Bio
I was raised in the 1950s on an Oklahoma farm in Osage County with one sister and two brothers. Mama left the home when I was seven. Dad raised the four of us while working a fulltime job on the Santa Fe Railroad and farming 160 acres.
Lost in the shuffle of life, I surrounded myself with dogs, cats, chickens, cows, horses and any other animal I could gather in. I gave the members of my new family constant attention. I named them, dressed them up and had daily conversations with them. In return, they gave me a continual source of love and security.
The first eight years of my education, I attended a one-room schoolhouse with a two-hole outhouse. After high school, I decided to pursue a career in veterinary medicine at Oklahoma State University in order to remain close to my animals. It became apparent, however, at the end of one semester, my brain couldn’t comprehend chemistry, which was a prerequisite for veterinary medicine. While floundering in disappointment over the realization that I was academically challenged, I won $25.00 in a campus poetry contest.

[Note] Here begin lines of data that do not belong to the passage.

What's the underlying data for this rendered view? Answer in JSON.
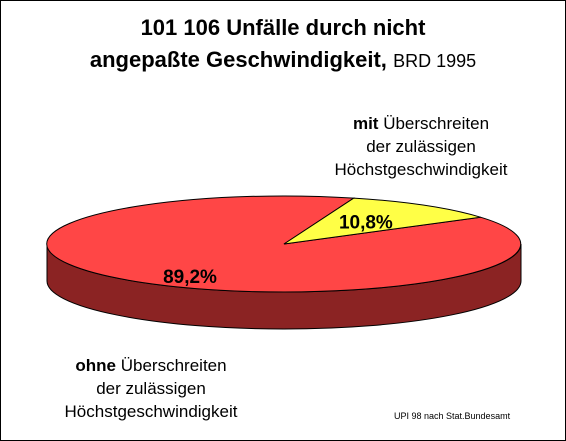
{
  "title": {
    "line1": "101 106 Unfälle durch nicht",
    "line2": "angepaßte Geschwindigkeit,",
    "line2_suffix": "BRD 1995"
  },
  "chart_data": {
    "type": "pie",
    "style": "3d",
    "slices": [
      {
        "value": 10.8,
        "label": "10,8%",
        "color": "#ffff46",
        "side_color": "#c8c800"
      },
      {
        "value": 89.2,
        "label": "89,2%",
        "color": "#ff4646",
        "side_color": "#8b2323"
      }
    ]
  },
  "callouts": {
    "mit": {
      "lead": "mit",
      "line1_rest": "Überschreiten",
      "line2": "der zulässigen",
      "line3": "Höchstgeschwindigkeit"
    },
    "ohne": {
      "lead": "ohne",
      "line1_rest": "Überschreiten",
      "line2": "der zulässigen",
      "line3": "Höchstgeschwindigkeit"
    }
  },
  "source_note": "UPI 98  nach Stat.Bundesamt"
}
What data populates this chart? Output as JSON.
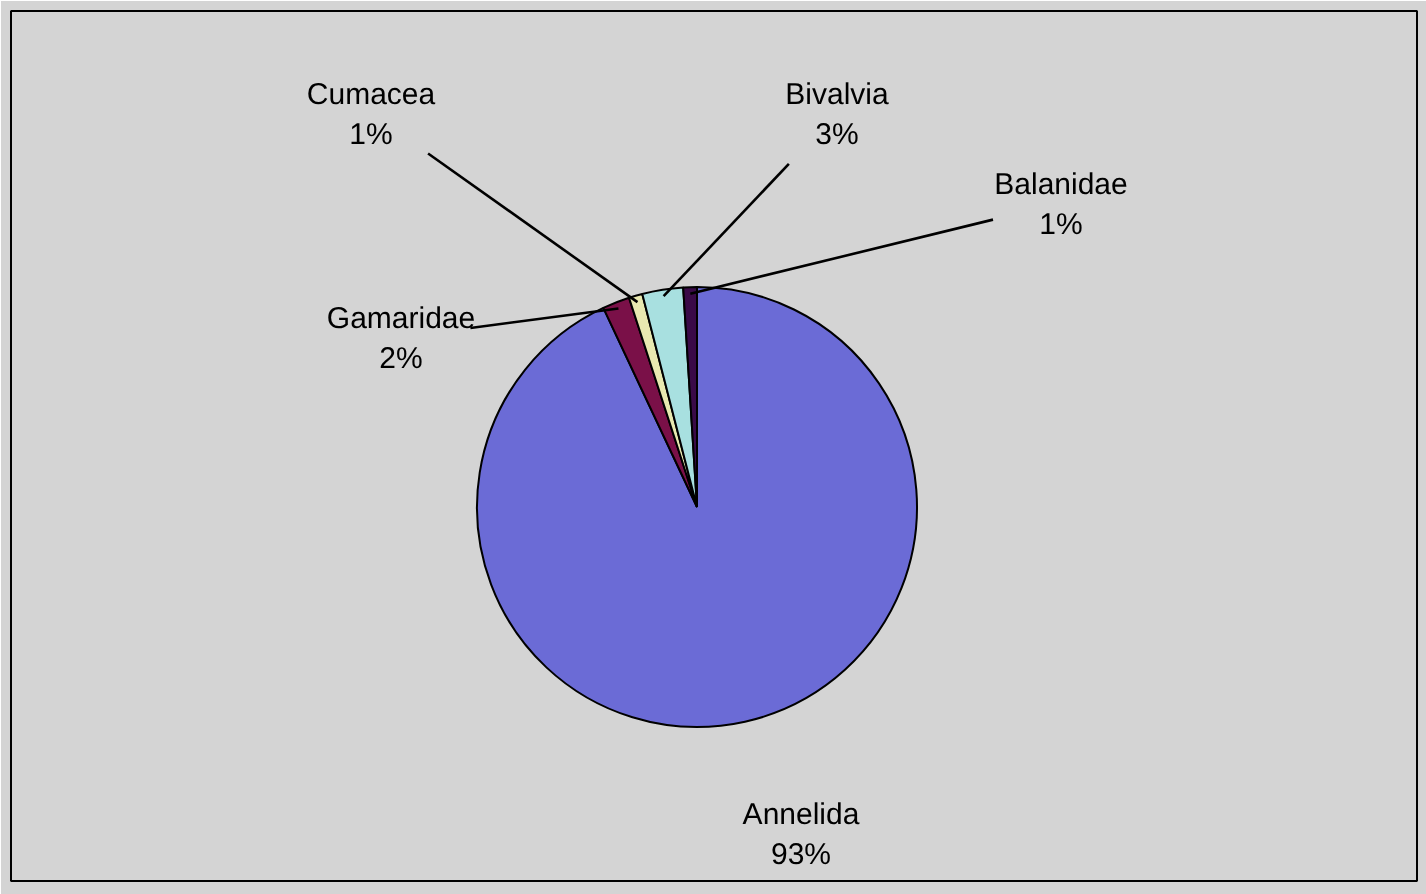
{
  "chart_data": {
    "type": "pie",
    "categories": [
      "Annelida",
      "Gamaridae",
      "Cumacea",
      "Bivalvia",
      "Balanidae"
    ],
    "values": [
      93,
      2,
      1,
      3,
      1
    ],
    "value_labels": [
      "93%",
      "2%",
      "1%",
      "3%",
      "1%"
    ],
    "colors": [
      "#6b6bd6",
      "#7a1048",
      "#e8e8b0",
      "#a8e0e0",
      "#3a0a48"
    ]
  }
}
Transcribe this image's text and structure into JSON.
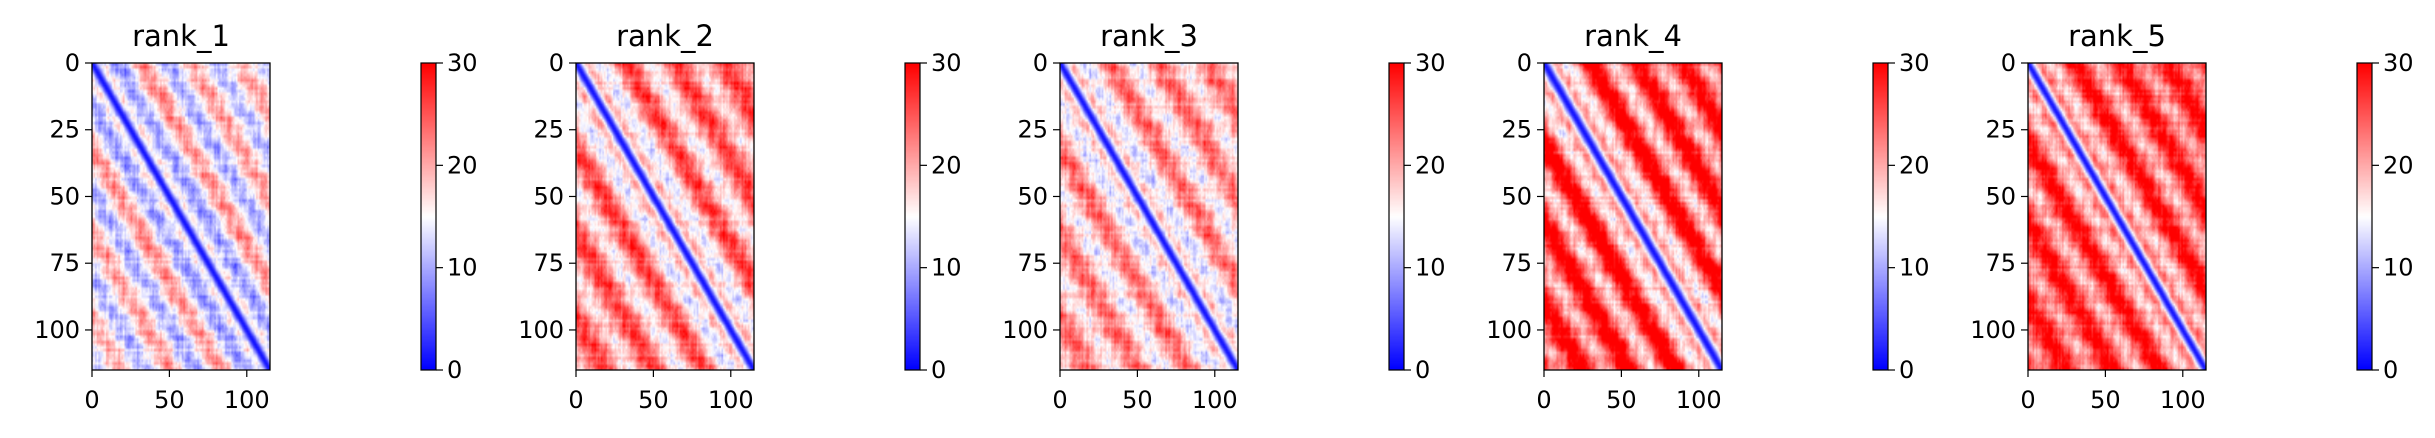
{
  "chart_data": [
    {
      "type": "heatmap",
      "title": "rank_1",
      "matrix_size": 115,
      "x_ticks": [
        0,
        50,
        100
      ],
      "y_ticks": [
        0,
        25,
        50,
        75,
        100
      ],
      "xlim": [
        0,
        115
      ],
      "ylim": [
        115,
        0
      ],
      "colorbar": {
        "vmin": 0,
        "vmax": 30,
        "ticks": [
          0,
          10,
          20,
          30
        ],
        "colormap": "bwr"
      },
      "diagonal_band_width": 3.0,
      "background_level": 15.5,
      "off_diagonal_contrast": 7.0,
      "block_period": 32,
      "far_gradient": 0
    },
    {
      "type": "heatmap",
      "title": "rank_2",
      "matrix_size": 115,
      "x_ticks": [
        0,
        50,
        100
      ],
      "y_ticks": [
        0,
        25,
        50,
        75,
        100
      ],
      "xlim": [
        0,
        115
      ],
      "ylim": [
        115,
        0
      ],
      "colorbar": {
        "vmin": 0,
        "vmax": 30,
        "ticks": [
          0,
          10,
          20,
          30
        ],
        "colormap": "bwr"
      },
      "diagonal_band_width": 3.2,
      "background_level": 19.5,
      "off_diagonal_contrast": 7.0,
      "block_period": 32,
      "far_gradient": 3
    },
    {
      "type": "heatmap",
      "title": "rank_3",
      "matrix_size": 115,
      "x_ticks": [
        0,
        50,
        100
      ],
      "y_ticks": [
        0,
        25,
        50,
        75,
        100
      ],
      "xlim": [
        0,
        115
      ],
      "ylim": [
        115,
        0
      ],
      "colorbar": {
        "vmin": 0,
        "vmax": 30,
        "ticks": [
          0,
          10,
          20,
          30
        ],
        "colormap": "bwr"
      },
      "diagonal_band_width": 3.0,
      "background_level": 18.5,
      "off_diagonal_contrast": 6.0,
      "block_period": 32,
      "far_gradient": 2
    },
    {
      "type": "heatmap",
      "title": "rank_4",
      "matrix_size": 115,
      "x_ticks": [
        0,
        50,
        100
      ],
      "y_ticks": [
        0,
        25,
        50,
        75,
        100
      ],
      "xlim": [
        0,
        115
      ],
      "ylim": [
        115,
        0
      ],
      "colorbar": {
        "vmin": 0,
        "vmax": 30,
        "ticks": [
          0,
          10,
          20,
          30
        ],
        "colormap": "bwr"
      },
      "diagonal_band_width": 3.8,
      "background_level": 24.0,
      "off_diagonal_contrast": 9.0,
      "block_period": 30,
      "far_gradient": 2
    },
    {
      "type": "heatmap",
      "title": "rank_5",
      "matrix_size": 115,
      "x_ticks": [
        0,
        50,
        100
      ],
      "y_ticks": [
        0,
        25,
        50,
        75,
        100
      ],
      "xlim": [
        0,
        115
      ],
      "ylim": [
        115,
        0
      ],
      "colorbar": {
        "vmin": 0,
        "vmax": 30,
        "ticks": [
          0,
          10,
          20,
          30
        ],
        "colormap": "bwr"
      },
      "diagonal_band_width": 3.2,
      "background_level": 24.0,
      "off_diagonal_contrast": 7.0,
      "block_period": 30,
      "far_gradient": 2
    }
  ]
}
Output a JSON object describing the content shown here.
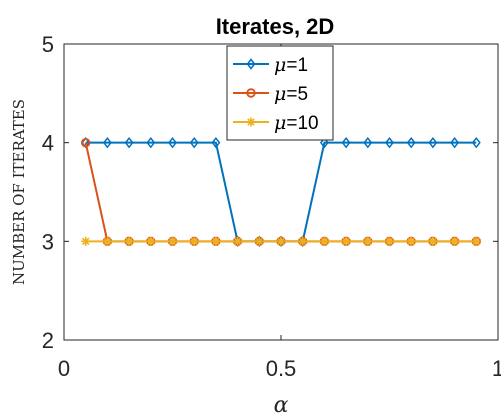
{
  "chart_data": {
    "type": "line",
    "title": "Iterates, 2D",
    "xlabel": "α",
    "ylabel": "NUMBER OF ITERATES",
    "xlim": [
      0,
      1
    ],
    "ylim": [
      2,
      5
    ],
    "xticks": [
      "0",
      "0.5",
      "1"
    ],
    "yticks": [
      "2",
      "3",
      "4",
      "5"
    ],
    "grid": false,
    "legend_position": "top-center",
    "x": [
      0.05,
      0.1,
      0.15,
      0.2,
      0.25,
      0.3,
      0.35,
      0.4,
      0.45,
      0.5,
      0.55,
      0.6,
      0.65,
      0.7,
      0.75,
      0.8,
      0.85,
      0.9,
      0.95
    ],
    "series": [
      {
        "name_symbol": "μ",
        "name_value": "=1",
        "color": "#0072BD",
        "marker": "diamond",
        "values": [
          4,
          4,
          4,
          4,
          4,
          4,
          4,
          3,
          3,
          3,
          3,
          4,
          4,
          4,
          4,
          4,
          4,
          4,
          4
        ]
      },
      {
        "name_symbol": "μ",
        "name_value": "=5",
        "color": "#D95319",
        "marker": "circle",
        "values": [
          4,
          3,
          3,
          3,
          3,
          3,
          3,
          3,
          3,
          3,
          3,
          3,
          3,
          3,
          3,
          3,
          3,
          3,
          3
        ]
      },
      {
        "name_symbol": "μ",
        "name_value": "=10",
        "color": "#EDB120",
        "marker": "star",
        "values": [
          3,
          3,
          3,
          3,
          3,
          3,
          3,
          3,
          3,
          3,
          3,
          3,
          3,
          3,
          3,
          3,
          3,
          3,
          3
        ]
      }
    ]
  }
}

My interest quickly shifted from college to writing. I quit school after one year, went to work and began to write. I sold my first article four years later.
I became a mother in 1971. At four years of age my son developed chronic asthma and three years later, we moved from Oklahoma to Colorado on the advice of his doctor. His health gradually improved and we remained in Colorado.
Today, I live on an isolated acre in northwest Colorado with a jackass, Jesse James and a stray dog named Keeper. My son, now forty, is a healthy personal trainer. He lives in Boise, Idaho with his wife and two sons. My grandsons, Cameron and Nolan, bless me with their joyous presence every summer on Blue Mountain, where we walk the hills, ride horses and play games. They refer to me as their “Blue Mountain Grandma.”
This summer I lost my cat, Jinx, of ten years and this fall, my beloved Border collie, Bantam. In the spring, I will rescue another cat and adopt another Border collie puppy from a local animal shelter, because animals remain one of my closest links to the divine.